3. Leverage the best data source for you
Each source of data has advantages and drawbacks. In the front end, some sources may create more or less friction on the client onboarding, depending on origination processes. On the backend, usually the “low-friction” data is not structured. Unstructured data is not organized in a predefined way, so using it to build a risk model is more challenging than using structured data.
Once you have identified the pain point, you may work out with your partner/vendor the tradeoffs considering your population and channel. Note the following tips:
• Highly digital populations already served through an online channel may be approached using digital data, but you must make sure that you can get the volumes required to build a model based on unstructured data (unstructured data requires more volume to build a model).
• People with whom you already have an ongoing relationship may be a good population to leverage mobile phone data, as they may perceive a benefit to downloading and keeping your mobile application.
• Less digitized populations, served through traditional channels (branches or field loan officers) may be better suited for psychometrics.
Avoid the pitfall of falling in love with a specific data source and then figure out a use case within your business. Go the other way around: “given my business need, what data source better fits it?”
4. Partner with somebody that can handle multiple data sources
“When you only have a hammer, all problems look like nails,” my first boss told me a long time ago. To avoid the pitfall described on recommendation three, you must partner up with a vendor that can manage several data sources.
This will not only let you choose the right pain and business to focus on, but also give you flexibility as you roll out.
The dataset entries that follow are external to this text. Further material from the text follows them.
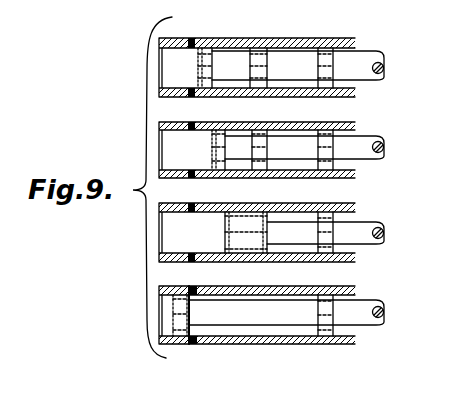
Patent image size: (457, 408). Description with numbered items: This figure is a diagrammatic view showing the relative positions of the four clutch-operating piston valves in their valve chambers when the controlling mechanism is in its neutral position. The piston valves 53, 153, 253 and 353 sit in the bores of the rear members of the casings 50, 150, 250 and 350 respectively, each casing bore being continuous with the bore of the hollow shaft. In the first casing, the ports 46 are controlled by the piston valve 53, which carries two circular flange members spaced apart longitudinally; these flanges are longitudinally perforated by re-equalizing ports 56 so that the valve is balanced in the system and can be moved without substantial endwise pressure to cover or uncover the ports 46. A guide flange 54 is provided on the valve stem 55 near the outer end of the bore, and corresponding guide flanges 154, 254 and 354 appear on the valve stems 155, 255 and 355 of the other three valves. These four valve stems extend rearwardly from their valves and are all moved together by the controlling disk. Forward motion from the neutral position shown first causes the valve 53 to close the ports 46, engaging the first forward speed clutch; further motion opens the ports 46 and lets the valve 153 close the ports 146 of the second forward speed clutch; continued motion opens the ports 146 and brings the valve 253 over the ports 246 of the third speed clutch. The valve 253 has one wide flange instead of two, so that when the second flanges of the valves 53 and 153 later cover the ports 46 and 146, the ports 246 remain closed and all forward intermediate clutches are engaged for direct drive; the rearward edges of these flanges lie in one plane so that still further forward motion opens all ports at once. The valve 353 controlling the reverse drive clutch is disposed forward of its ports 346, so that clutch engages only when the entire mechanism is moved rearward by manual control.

The casing 50 is at (173, 39).
The ports 46 is at (195, 41).
The piston valve 53 is at (242, 62).
The guide flange 54 is at (328, 48).
The valve stem 55 is at (383, 68).
The re-equalizing ports 56 is at (214, 67).
The casing 150 is at (178, 122).
The ports 146 is at (197, 150).
The piston valve 153 is at (245, 138).
The guide flange 154 is at (328, 131).
The valve stem 155 is at (383, 146).
The casing 250 is at (186, 200).
The ports 246 is at (218, 232).
The piston valve 253 is at (285, 222).
The guide flange 254 is at (328, 212).
The valve stem 255 is at (383, 233).
The casing 350 is at (178, 287).
The ports 346 is at (193, 296).
The piston valve 353 is at (278, 308).
The guide flange 354 is at (328, 297).
The valve stem 355 is at (383, 314).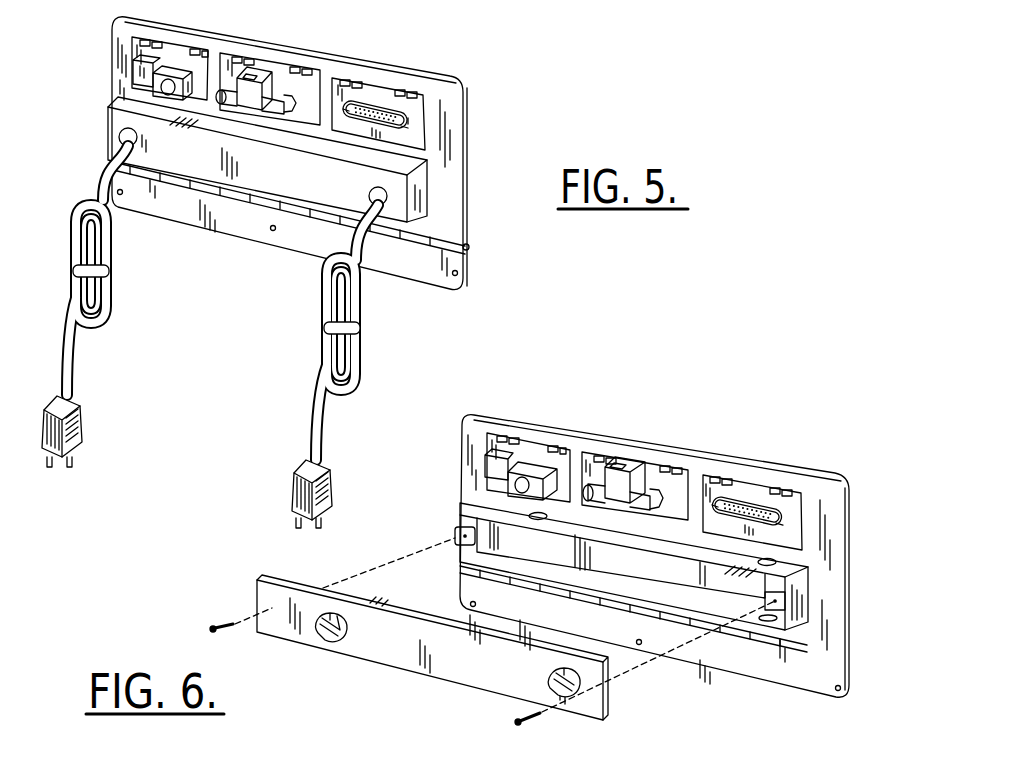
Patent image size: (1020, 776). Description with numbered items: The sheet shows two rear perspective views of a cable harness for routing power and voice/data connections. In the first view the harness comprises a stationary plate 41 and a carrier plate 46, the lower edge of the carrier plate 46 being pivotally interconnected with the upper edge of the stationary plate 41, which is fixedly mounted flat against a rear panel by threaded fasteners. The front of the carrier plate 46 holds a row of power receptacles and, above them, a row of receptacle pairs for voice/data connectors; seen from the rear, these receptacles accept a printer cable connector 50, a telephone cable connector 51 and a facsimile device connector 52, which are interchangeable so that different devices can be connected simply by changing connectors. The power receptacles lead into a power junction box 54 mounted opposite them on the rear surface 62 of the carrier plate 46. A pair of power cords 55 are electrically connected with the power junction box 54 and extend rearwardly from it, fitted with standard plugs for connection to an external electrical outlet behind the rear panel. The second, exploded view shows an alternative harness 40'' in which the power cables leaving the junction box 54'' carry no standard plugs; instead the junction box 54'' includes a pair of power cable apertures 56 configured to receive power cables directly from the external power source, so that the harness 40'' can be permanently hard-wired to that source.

In FIG. 6, the cable harness 40'' is at (654, 541).
In FIG. 5, the stationary plate 41 is at (466, 276).
In FIG. 5, the carrier plate 46 is at (450, 125).
In FIG. 5, the printer cable connector 50 is at (373, 97).
In FIG. 5, the telephone cable connector 51 is at (290, 77).
In FIG. 5, the facsimile device connector 52 is at (208, 58).
In FIG. 5, the power junction box 54 is at (314, 159).
In FIG. 6, the junction box 54'' is at (631, 612).
In FIG. 5, the power cords 55 is at (73, 382).
In FIG. 6, the power cable apertures 56 is at (325, 642).
In FIG. 5, the rear surface 62 is at (447, 223).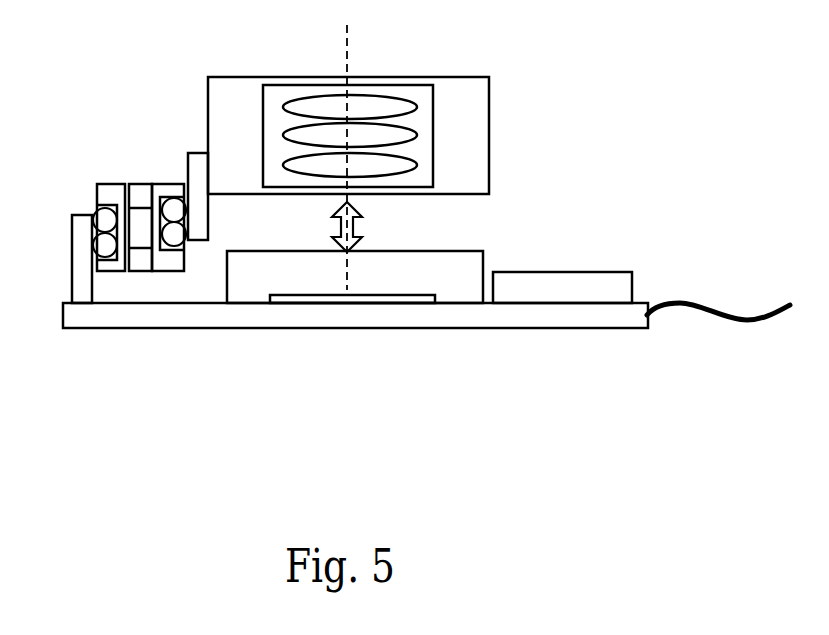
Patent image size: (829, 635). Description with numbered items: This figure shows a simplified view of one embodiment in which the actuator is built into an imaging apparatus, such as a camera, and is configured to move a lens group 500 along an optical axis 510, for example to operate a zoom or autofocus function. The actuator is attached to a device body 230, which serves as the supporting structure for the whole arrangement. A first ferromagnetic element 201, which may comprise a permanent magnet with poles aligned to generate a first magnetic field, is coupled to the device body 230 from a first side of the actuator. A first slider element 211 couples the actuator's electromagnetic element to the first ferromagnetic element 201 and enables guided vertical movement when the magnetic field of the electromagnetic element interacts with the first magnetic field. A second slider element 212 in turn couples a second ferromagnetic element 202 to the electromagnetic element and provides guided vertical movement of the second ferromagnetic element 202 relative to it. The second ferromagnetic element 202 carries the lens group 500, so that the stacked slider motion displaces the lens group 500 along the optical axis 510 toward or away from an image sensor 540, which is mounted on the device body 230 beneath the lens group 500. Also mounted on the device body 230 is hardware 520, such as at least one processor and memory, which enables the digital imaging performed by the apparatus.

For example, we found, while working with a one client that their clients would willingly share their email data. Unfortunately, we found that they used their email so scarcely, that we couldn’t score many of them. Now we are working with psychometrics in this population.
In another situation, we started using psychometrics to approve more people at a Mexican e-lender. In the meantime—while they were approving more clients—we collected digital data from these same applicants. After several months, we have been able to combine both sources of data to approve even more people.
If you are like most of us and work for an organization that needs results in a few quarters, structure your initiative to collect early results that may give you inertia while you go for the long-term prize.
We work with an institution that provides big loans. They do not have that much volume, but they invest heavily in each prospect. Big stakes, low volume is the most challenging environment to build an alternative data-based score. It took us almost 4 years, but now they are harvesting the fruits of their perseverance.
To deal with this issue, you need to be creative to identify secondary pain points that may be addressed quickly along the way.
For example, we worked for a retailer that wanted to increase approvals while keeping defaults in line by approving new-to-credit consumers. Loans had mostly 24 to 36-month terms and most 60 days defaulters tended to recover. That was a challenging situation: we would have to wait 12 months for vintages to mature, and look for 90 or 120 days in arrears for the “bads” to profile. It looked like a 2 to 3 year project.
But we found a secondary pain: “straight rollers.” These were loan recipients who didn’t pay their first two or three installments and were eventually written off. We collected data on all their clients to quickly build a “straight rollers model.” We only needed 3 installments on each vintage to identify bads.
Along the way, we are collecting data that will be used to build an admission score to address the main pain.
In summary, building credit policies based on alternative data is challenging. Fortunately, there is enough learning accumulated in our community to avoid some pitfalls and we hope you find these tips useful.